Sir John Soane tamborileaba sobre el escritorio con los dedos. Por último dijo:
—Volviendo a su petición de que use mi influencia para que tenga más tiempo…, haré lo que pueda. Le doy mi palabra.
—Gracias, señor. Comprendo la ansiedad y tensión que esto significará para usted. No le he hecho una petición así sin pensarla bien.
—Yo tampoco la acepto sin pensarla bien, Macdonald. Algunas de esas personas son amigas mías… Revian y Garlandt son amigos míos. Al ceder a la conciencia de usted dejo que los de mi clase se cocinen en su propia salsa. Es una situación difícil.
—Lo sé —dijo Macdonald inclinándose hacia delante—. Usted conoce a Revian, señor. Y conoce a Garlandt. ¿Por qué no va a visitar a Jones? Se encuentra en un estado lastimoso. No tardará mucho en confesar que cometió el crimen… impulsado por el histerismo. El punto fuerte de la ley inglesa estriba en que considera inocente a un hombre hasta que se pruebe su culpabilidad. Que siga siendo así por mucho tiempo.
Al advertir el cansancio del rostro de Soane, Macdonald se levantó.
—Disculpe, señor. Veo que está fatigado…
—Rendido, Macdonald. Ojalá pudiera prestarme un poco de su vigor físico. Adiós. Que descubra pronto la verdad.
Cuando sir John Soane emprendió la tarea de cumplir la promesa hecha a Macdonald, terminó la conversación que sostenía en Scotland Yard con un estallido de exasperación:
—Ojalá no me hubiera mandado nunca a ese inspector en jefe, Wragley. Su maldita imparcialidad me ha vencido.
—¿Llama usted a eso imparcialidad? Al hombre se le ha metido alguna locura en la cabeza.

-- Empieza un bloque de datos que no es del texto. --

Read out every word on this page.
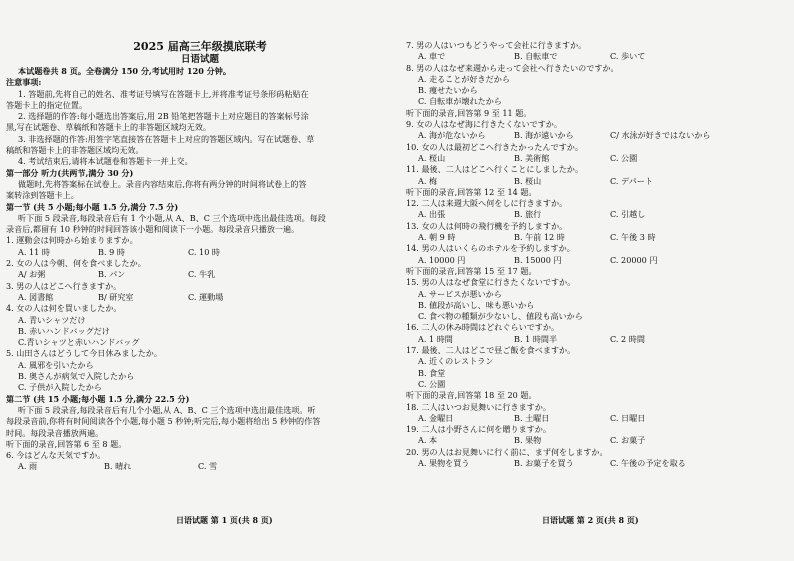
2025 届高三年级摸底联考
日语试题
本试题卷共 8 页。全卷满分 150 分,考试用时 120 分钟。
注意事项:
1. 答题前,先将自己的姓名、准考证号填写在答题卡上,并将准考证号条形码粘贴在
答题卡上的指定位置。
2. 选择题的作答:每小题选出答案后,用 2B 铅笔把答题卡上对应题目的答案标号涂
黑,写在试题卷、草稿纸和答题卡上的非答题区域均无效。
3. 非选择题的作答:用签字笔直接答在答题卡上对应的答题区域内。写在试题卷、草
稿纸和答题卡上的非答题区域均无效。
4. 考试结束后,请将本试题卷和答题卡一并上交。
第一部分 听力(共两节,满分 30 分)
做题时,先将答案标在试卷上。录音内容结束后,你将有两分钟的时间将试卷上的答
案转涂到答题卡上。
第一节 (共 5 小题;每小题 1.5 分,满分 7.5 分)
听下面 5 段录音,每段录音后有 1 个小题,从 A、B、C 三个选项中选出最佳选项。每段
录音后,都留有 10 秒钟的时间回答该小题和阅读下一小题。每段录音只播放一遍。
1. 運動会は何時から始まりますか。
A. 11 時	B. 9 時	C. 10 時
2. 女の人は今朝、何を食べましたか。
A/ お粥	B. パン	C. 牛乳
3. 男の人はどこへ行きますか。
A. 図書館	B/ 研究室	C. 運動場
4. 女の人は何を買いましたか。
A. 青いシャツだけ
B. 赤いハンドバッグだけ
C.青いシャツと赤いハンドバッグ
5. 山田さんはどうして今日休みましたか。
A. 風邪を引いたから
B. 奥さんが病気で入院したから
C. 子供が入院したから
第二节 (共 15 小题;每小题 1.5 分,满分 22.5 分)
听下面 5 段录音,每段录音后有几个小题,从 A、B、C 三个选项中选出最佳选项。听
每段录音前,你将有时间阅读各个小题,每小题 5 秒钟;听完后,每小题将给出 5 秒钟的作答
时间。每段录音播放两遍。
听下面的录音,回答第 6 至 8 题。
6. 今はどんな天気ですか。
A. 雨	B. 晴れ	C. 雪
7. 男の人はいつもどうやって会社に行きますか。
A. 車で	B. 自転車で	C. 歩いて
8. 男の人はなぜ来週から走って会社へ行きたいのですか。
A. 走ることが好きだから
B. 痩せたいから
C. 自転車が壊れたから
听下面的录音,回答第 9 至 11 题。
9. 女の人はなぜ海に行きたくないですか。
A. 海が危ないから	B. 海が遠いから	C/ 水泳が好きではないから
10. 女の人は最初どこへ行きたかったんですか。
A. 桜山	B. 美術館	C. 公園
11. 最後、二人はどこへ行くことにしましたか。
A. 梅	B. 桜山	C. デパート
听下面的录音,回答第 12 至 14 题。
12. 二人は来週大阪へ何をしに行きますか。
A. 出張	B. 旅行	C. 引越し
13. 女の人は何時の飛行機を予約しますか。
A. 朝 9 時	B. 午前 12 時	C. 午後 3 時
14. 男の人はいくらのホテルを予約しますか。
A. 10000 円	B. 15000 円	C. 20000 円
听下面的录音,回答第 15 至 17 题。
15. 男の人はなぜ食堂に行きたくないですか。
A. サービスが悪いから
B. 値段が高いし、味も悪いから
C. 食べ物の種類が少ないし、値段も高いから
16. 二人の休み時間はどれぐらいですか。
A. 1 時間	B. 1 時間半	C. 2 時間
17. 最後、二人はどこで昼ご飯を食べますか。
A. 近くのレストラン
B. 食堂
C. 公園
听下面的录音,回答第 18 至 20 题。
18. 二人はいつお見舞いに行きますか。
A. 金曜日	B. 土曜日	C. 日曜日
19. 二人は小野さんに何を贈りますか。
A. 本	B. 果物	C. お菓子
20. 男の人はお見舞いに行く前に、まず何をしますか。
A. 果物を買う	B. お菓子を買う	C. 午後の予定を取る
日语试题 第 1 页(共 8 页)	日语试题 第 2 页(共 8 页)
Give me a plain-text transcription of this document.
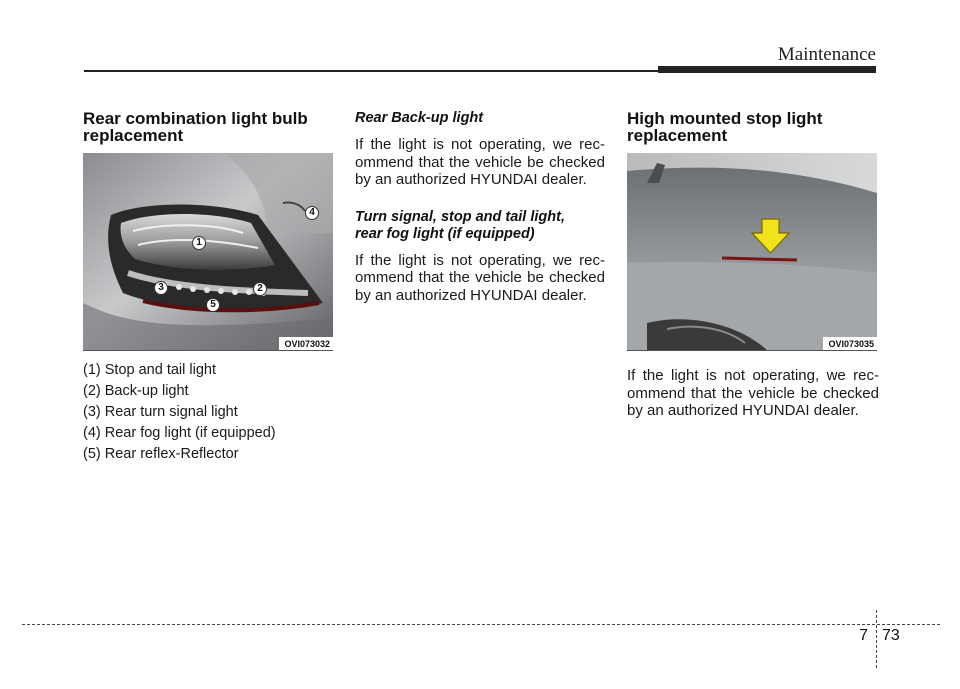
Maintenance
Rear combination light bulb replacement
4
1
3	2
5
OVI073032
(1) Stop and tail light
(2) Back-up light
(3) Rear turn signal light
(4) Rear fog light (if equipped)
(5) Rear reflex-Reflector
Rear Back-up light

If the light is not operating, we rec-ommend that the vehicle be checked by an authorized HYUNDAI dealer.

Turn signal, stop and tail light, rear fog light (if equipped)

If the light is not operating, we rec-ommend that the vehicle be checked by an authorized HYUNDAI dealer.

High mounted stop light replacement
OVI073035

If the light is not operating, we rec-ommend that the vehicle be checked by an authorized HYUNDAI dealer.

7 73
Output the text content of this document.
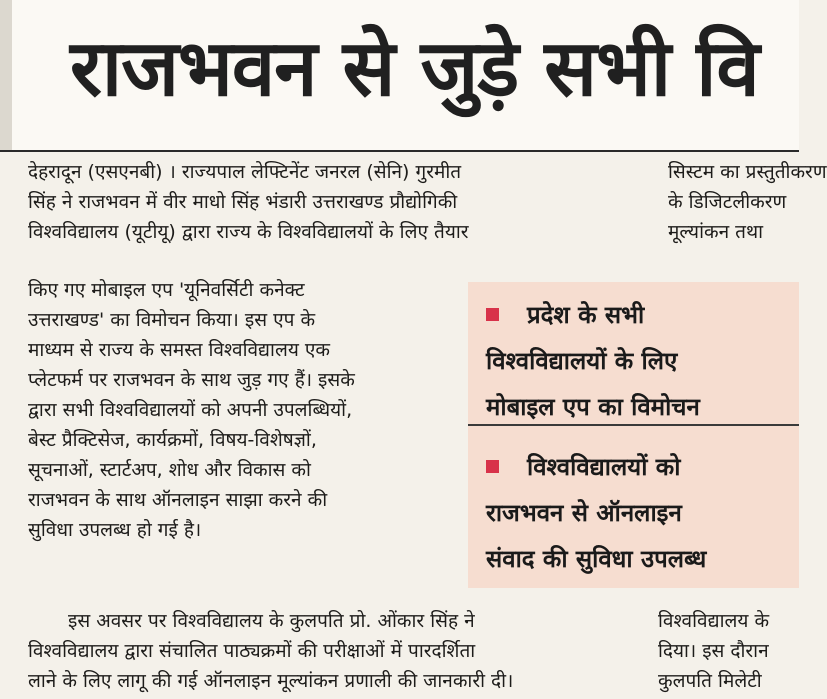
राजभवन से जुड़े सभी वि

देहरादून (एसएनबी) । राज्यपाल लेफ्टिनेंट जनरल (सेनि) गुरमीत

सिंह ने राजभवन में वीर माधो सिंह भंडारी उत्तराखण्ड प्रौद्योगिकी

विश्वविद्यालय (यूटीयू) द्वारा राज्य के विश्वविद्यालयों के लिए तैयार

किए गए मोबाइल एप 'यूनिवर्सिटी कनेक्ट

उत्तराखण्ड' का विमोचन किया। इस एप के

माध्यम से राज्य के समस्त विश्वविद्यालय एक

प्लेटफर्म पर राजभवन के साथ जुड़ गए हैं। इसके

द्वारा सभी विश्वविद्यालयों को अपनी उपलब्धियों,

बेस्ट प्रैक्टिसेज, कार्यक्रमों, विषय-विशेषज्ञों,

सूचनाओं, स्टार्टअप, शोध और विकास को

राजभवन के साथ ऑनलाइन साझा करने की

सुविधा उपलब्ध हो गई है।

इस अवसर पर विश्वविद्यालय के कुलपति प्रो. ओंकार सिंह ने

विश्वविद्यालय द्वारा संचालित पाठ्यक्रमों की परीक्षाओं में पारदर्शिता

लाने के लिए लागू की गई ऑनलाइन मूल्यांकन प्रणाली की जानकारी दी।

सिस्टम का प्रस्तुतीकरण

के डिजिटलीकरण

मूल्यांकन तथा

विश्वविद्यालय के

दिया। इस दौरान

कुलपति मिलेटी

प्रदेश के सभी
विश्वविद्यालयों के लिए
मोबाइल एप का विमोचन
विश्वविद्यालयों को
राजभवन से ऑनलाइन
संवाद की सुविधा उपलब्ध
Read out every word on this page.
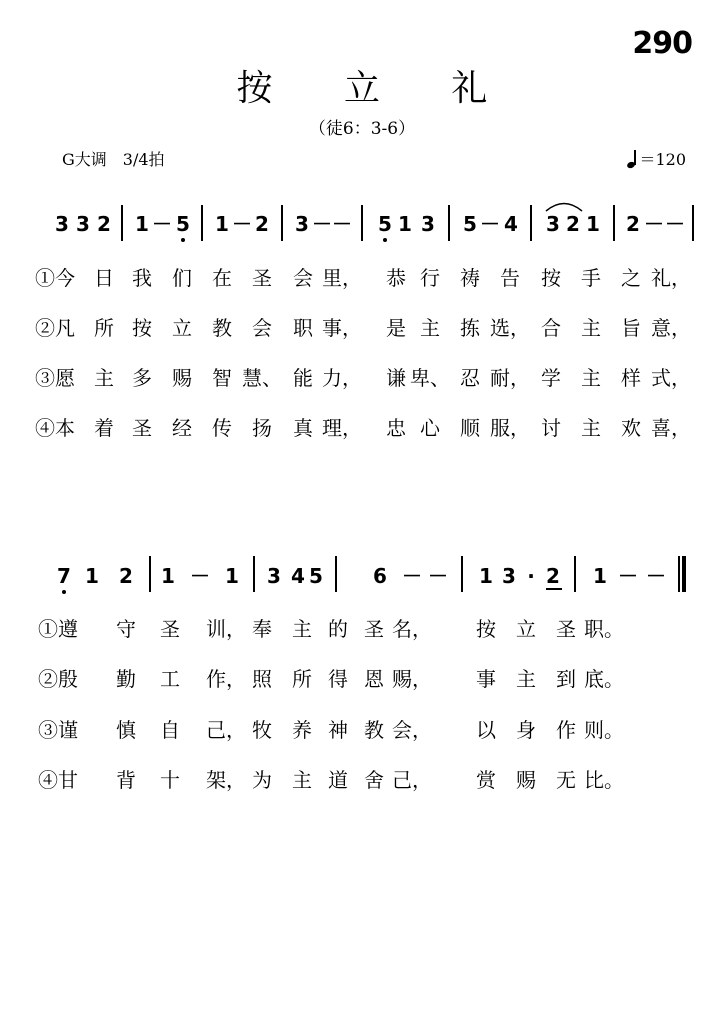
290
按 立 礼
（徒6：3-6）
G大调　3/4拍	＝120
3 3 2 1 － 5 1 － 2 3 － － 5 1 3 5 － 4 3 2 1 2 － －
7 1 2 1 － 1 3 4 5	6 － － 1 3 · 2 1 － －
①今 日 我 们 在 圣 会 里， 恭 行 祷 告 按 手 之 礼，
②凡 所 按 立 教 会 职 事， 是 主 拣 选， 合 主 旨 意，
③愿 主 多 赐 智 慧、 能 力， 谦 卑、 忍 耐， 学 主 样 式，
④本 着 圣 经 传 扬 真 理， 忠 心 顺 服， 讨 主 欢 喜，
①遵 守 圣 训， 奉 主 的 圣 名， 按 立 圣 职。
②殷 勤 工 作， 照 所 得 恩 赐， 事 主 到 底。
③谨 慎 自 己， 牧 养 神 教 会， 以 身 作 则。
④甘 背 十 架， 为 主 道 舍 己， 赏 赐 无 比。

—Oh, no, se lo aseguro. Lo que le pasa es que desde la cuna se ha nutrido de ética. Tienen en Scotland Yard a una conciencia puritana. Siempre han sido un estorbo estos puritanos. Lo peor, en el caso presente, es que tiene razón. Hay que permitirle que se empeñe a fondo; nos vemos obligados a dispersar al viento nuestra política.
—Si Macdonald desea emular la paciencia del Señor, espero que no tarde siglos —dijo con ira Wragley—. Es un excelente empleado, pero esta vez…, ¡válgame Dios!
—Estoy completamente de acuerdo —repuso Soane con vehemencia.